Testaferrata ha esordito sottolineando il valore della Comunicazione Aumentativa e Alternativa nel rendere accessibili a tutti le risorse dell’Orto botanico e per una città sempre più inclusiva.

“Libellula è la prima di una serie di attività che abbiamo promosso, con l’obiettivo di rendere Lucca e le altre città della Piana ‘autism-friendly’, ossia più vivibili da parte delle persone con autismo o altri disturbi del neurosviluppo e persone neurodivergenti – ha detto Lo Presti –. Si rende esigibile il diritto alla fruizione della cultura e contemporaneamente si migliora la qualità della vita e quindi la salute delle persone con disabilità”.

“L’applicazione – ha detto la presidente della Fondazione per la Coesione Sociale Lucia Corrieri Puliti – è uno dei frutti del percorso di coprogettazione che abbiamo portato avanti con tutte le realtà aderenti e al quale ognuno ha dato un contributo qualificato, nella consapevolezza che rendere accessibili questi spazi di crescita sociale e culturale rappresenta un risultato prezioso non solo per le persone con autismo o altri disturbi del neuro sviluppo e neurodivergenti, ma per tutto il territorio”.

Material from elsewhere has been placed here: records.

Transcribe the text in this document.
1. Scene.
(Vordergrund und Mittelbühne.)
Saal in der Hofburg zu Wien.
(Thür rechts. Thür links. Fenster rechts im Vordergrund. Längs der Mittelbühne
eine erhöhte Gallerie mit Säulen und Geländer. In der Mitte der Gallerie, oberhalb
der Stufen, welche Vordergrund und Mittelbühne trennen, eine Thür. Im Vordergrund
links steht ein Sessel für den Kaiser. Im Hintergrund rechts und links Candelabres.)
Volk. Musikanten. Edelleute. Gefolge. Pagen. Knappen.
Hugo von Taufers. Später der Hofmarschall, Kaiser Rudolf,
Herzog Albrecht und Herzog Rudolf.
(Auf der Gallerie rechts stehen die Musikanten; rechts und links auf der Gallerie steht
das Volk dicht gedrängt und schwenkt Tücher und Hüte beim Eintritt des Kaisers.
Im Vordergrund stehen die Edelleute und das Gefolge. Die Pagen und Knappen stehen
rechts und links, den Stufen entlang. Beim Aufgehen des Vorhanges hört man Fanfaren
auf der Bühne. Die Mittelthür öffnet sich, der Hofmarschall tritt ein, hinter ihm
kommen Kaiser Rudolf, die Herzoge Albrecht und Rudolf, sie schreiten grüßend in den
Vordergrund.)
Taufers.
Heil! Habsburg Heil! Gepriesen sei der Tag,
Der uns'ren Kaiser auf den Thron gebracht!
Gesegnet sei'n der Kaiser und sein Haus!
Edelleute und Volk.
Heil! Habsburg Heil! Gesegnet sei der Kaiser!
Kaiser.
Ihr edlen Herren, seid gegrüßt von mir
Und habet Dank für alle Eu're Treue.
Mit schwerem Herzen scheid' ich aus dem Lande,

Attraverso strategie, tecniche e strumenti della Comunicazione Aumentativa e Alternativa è possibile venire condotti in un itinerario di informazioni, giochi e attività che facilitano la relazione con le cose osservate e rendono le persone protagoniste di avventure di apprendimento e bellezza. Si scopre, si impara, ci si diverte, si fa un’esperienza personale di quanto la bellezza e la cultura siano determinanti di salute e fattori di benessere. Libellula fa la sua parte per rendere la cultura accessibile e per riconoscere a tutte le persone il diritto alla bellezza.

La app è scaricabile gratuitamente sui principali store col nome “Libellula” e la descrizione “Info, giochi e attività per rendere l’orto botanico di Lucca accessibile e autismo friendly”.